Senior tight end Mike Owen had not expected this. Why letters in the front of his playbook?

‘It was wild,’ Owen said. ‘We never expected to see the letters, just plays, then all of a sudden…’

Marrone had his reason: He would educate his team.

‘If you had asked a player about some of our history, and if you’ve played here, you may get offended,’ Marrone said. ‘They might not know it.’

‘The Ernie Davis’ story,’ Owen mumbled. ‘The national championship.’ He recited memories of the 1959 season he knew before reading the book.

‘I guess I didn’t really know the specifics,’ Owen said. ‘Now you’ve got a book, letters from firsthand experience.’

But did they learn from a team that understood winning?

Last Saturday afternoon, Marrone stood with a hand on his hip, eyes on the goal post, lower jaw pumping the gum in his mouth. He watched as a field goal sank SU’s season opener, a 23-20 overtime loss to Minnesota.

The three men who wrote letters saw it too.

Maury Youmans watched with a friend in a rental home along the St. Louis River. He saw a team that wouldn’t give up, he said.

Brown sat alone in his living room in suburban Pittsburgh, tuned into the television. ‘I hope people wouldn’t be disappointed,’ Brown said.

Schwedes sat beside his wife near the 10-yard line of the Carrier Dome, opposite the Syracuse bench. He felt pride for the program, something he hadn’t felt in a while.
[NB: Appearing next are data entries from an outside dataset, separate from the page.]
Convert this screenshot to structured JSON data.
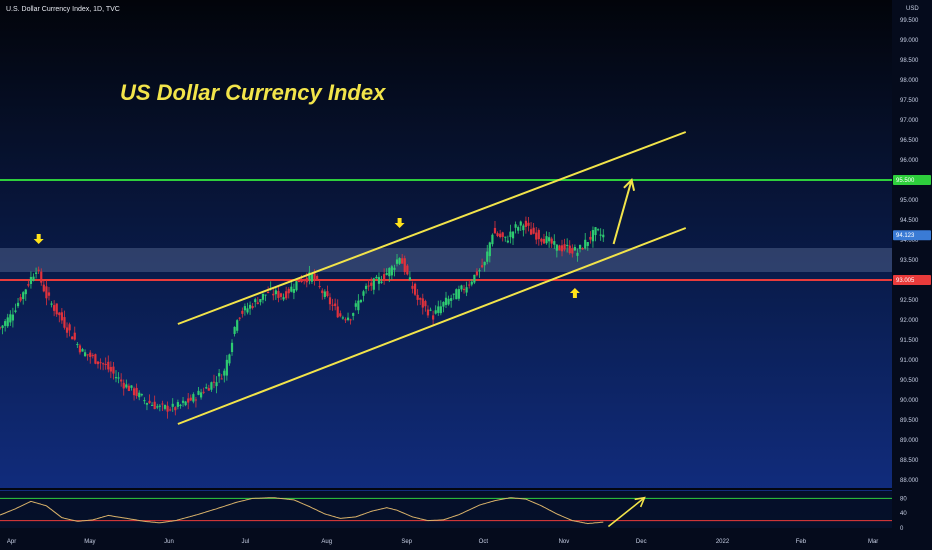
{
  "header": {
    "symbol_title": "U.S. Dollar Currency Index, 1D, TVC"
  },
  "annotation": {
    "title": "US Dollar Currency Index",
    "color": "#f2e44a"
  },
  "colors": {
    "up": "#2ecc71",
    "down": "#e0323c",
    "resistance": "#2ecf3c",
    "support": "#e93b3b",
    "channel": "#f2e44a",
    "zone": "#8fa3c8",
    "oscillator": "#d9b26a"
  },
  "chart_data": [
    {
      "type": "candlestick",
      "currency_label": "USD",
      "ylim": [
        87.8,
        99.7
      ],
      "x_ticks": [
        {
          "label": "Apr",
          "day": 5
        },
        {
          "label": "May",
          "day": 35
        },
        {
          "label": "Jun",
          "day": 66
        },
        {
          "label": "Jul",
          "day": 96
        },
        {
          "label": "Aug",
          "day": 127
        },
        {
          "label": "Sep",
          "day": 158
        },
        {
          "label": "Oct",
          "day": 188
        },
        {
          "label": "Nov",
          "day": 219
        },
        {
          "label": "Dec",
          "day": 249
        },
        {
          "label": "2022",
          "day": 280
        },
        {
          "label": "Feb",
          "day": 311
        },
        {
          "label": "Mar",
          "day": 339
        }
      ],
      "y_ticks": [
        "88.000",
        "88.500",
        "89.000",
        "89.500",
        "90.000",
        "90.500",
        "91.000",
        "91.500",
        "92.000",
        "92.500",
        "93.000",
        "93.500",
        "94.000",
        "94.500",
        "95.000",
        "95.500",
        "96.000",
        "96.500",
        "97.000",
        "97.500",
        "98.000",
        "98.500",
        "99.000",
        "99.500"
      ],
      "price_markers": [
        {
          "label": "95.500",
          "value": 95.5,
          "color": "#2ecf3c"
        },
        {
          "label": "94.123",
          "value": 94.12,
          "color": "#3a7bd5"
        },
        {
          "label": "93.005",
          "value": 93.0,
          "color": "#e93b3b"
        }
      ],
      "horizontal_levels": [
        {
          "name": "resistance",
          "value": 95.5
        },
        {
          "name": "support",
          "value": 93.0
        }
      ],
      "zone": [
        93.2,
        93.8
      ],
      "channel": [
        {
          "from": [
            69,
            91.9
          ],
          "to": [
            266,
            96.7
          ]
        },
        {
          "from": [
            69,
            89.4
          ],
          "to": [
            266,
            94.3
          ]
        }
      ],
      "projection_arrow": {
        "from": [
          238,
          93.9
        ],
        "to": [
          245,
          95.5
        ]
      },
      "marker_arrows": [
        {
          "day": 15,
          "value": 94.0,
          "dir": "down"
        },
        {
          "day": 155,
          "value": 94.4,
          "dir": "down"
        },
        {
          "day": 223,
          "value": 92.7,
          "dir": "up"
        }
      ],
      "close_anchors": [
        [
          0,
          91.8
        ],
        [
          4,
          92.1
        ],
        [
          10,
          92.8
        ],
        [
          14,
          93.3
        ],
        [
          18,
          92.6
        ],
        [
          24,
          92.0
        ],
        [
          32,
          91.2
        ],
        [
          40,
          90.9
        ],
        [
          48,
          90.4
        ],
        [
          56,
          90.0
        ],
        [
          62,
          89.8
        ],
        [
          68,
          89.8
        ],
        [
          74,
          90.0
        ],
        [
          80,
          90.3
        ],
        [
          87,
          90.7
        ],
        [
          92,
          92.1
        ],
        [
          98,
          92.4
        ],
        [
          104,
          92.7
        ],
        [
          110,
          92.6
        ],
        [
          116,
          93.0
        ],
        [
          121,
          93.1
        ],
        [
          126,
          92.6
        ],
        [
          132,
          92.1
        ],
        [
          136,
          92.1
        ],
        [
          142,
          92.8
        ],
        [
          147,
          93.0
        ],
        [
          152,
          93.3
        ],
        [
          155,
          93.6
        ],
        [
          158,
          93.1
        ],
        [
          162,
          92.5
        ],
        [
          168,
          92.1
        ],
        [
          172,
          92.4
        ],
        [
          176,
          92.6
        ],
        [
          180,
          92.8
        ],
        [
          184,
          93.1
        ],
        [
          188,
          93.4
        ],
        [
          191,
          94.2
        ],
        [
          196,
          94.0
        ],
        [
          200,
          94.3
        ],
        [
          203,
          94.4
        ],
        [
          206,
          94.2
        ],
        [
          212,
          94.0
        ],
        [
          216,
          93.8
        ],
        [
          220,
          93.8
        ],
        [
          224,
          93.7
        ],
        [
          228,
          94.0
        ],
        [
          231,
          94.2
        ],
        [
          234,
          94.1
        ]
      ],
      "oscillator": {
        "ylim": [
          0,
          100
        ],
        "y_ticks": [
          "80",
          "40",
          "0"
        ],
        "levels": [
          80,
          20
        ],
        "anchors": [
          [
            0,
            35
          ],
          [
            6,
            52
          ],
          [
            12,
            72
          ],
          [
            18,
            60
          ],
          [
            24,
            28
          ],
          [
            30,
            18
          ],
          [
            36,
            22
          ],
          [
            42,
            34
          ],
          [
            50,
            25
          ],
          [
            56,
            18
          ],
          [
            62,
            14
          ],
          [
            68,
            20
          ],
          [
            76,
            35
          ],
          [
            84,
            52
          ],
          [
            92,
            70
          ],
          [
            98,
            80
          ],
          [
            106,
            82
          ],
          [
            114,
            76
          ],
          [
            120,
            58
          ],
          [
            126,
            38
          ],
          [
            132,
            26
          ],
          [
            138,
            30
          ],
          [
            144,
            45
          ],
          [
            150,
            55
          ],
          [
            154,
            48
          ],
          [
            160,
            30
          ],
          [
            166,
            20
          ],
          [
            172,
            22
          ],
          [
            178,
            36
          ],
          [
            186,
            62
          ],
          [
            192,
            74
          ],
          [
            198,
            82
          ],
          [
            204,
            78
          ],
          [
            210,
            60
          ],
          [
            216,
            38
          ],
          [
            222,
            20
          ],
          [
            228,
            12
          ],
          [
            234,
            16
          ]
        ],
        "arrow": {
          "from": [
            236,
            4
          ],
          "to": [
            250,
            82
          ]
        }
      }
    }
  ]
}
Then reality.

‘It takes five years to turn a team into a Top 20 football team,’ Schwedes said. ‘I think the way Doug thinks and operates, he’ll do it in less than that’

But could they reach a bowl game, perhaps win a national championship, now?

‘It may not be obtainable,’ Schwedes said.

That was the dream, McKenzie recalled, inspired by the three men who wrote letters and motivated by their legacy.

‘The goal was to reach a bowl game this year,’ McKenzie said. ‘That’s what coach said.’

McKenzie’s time is expiring. The junior captain knows. He’s still not positive what he will say to the letter-writers – the 1959 team returns to the Carrier Dome on Oct. 3 for commemoration – when he meets them.

‘I would just say thank you,’ he said. ‘I guess I would ask what it was like to hold up that trophy.’

McKenzie flipped his palms and laid them flat on his white padded pants, as if he held a newborn.

He wondered if the trophy was heavy.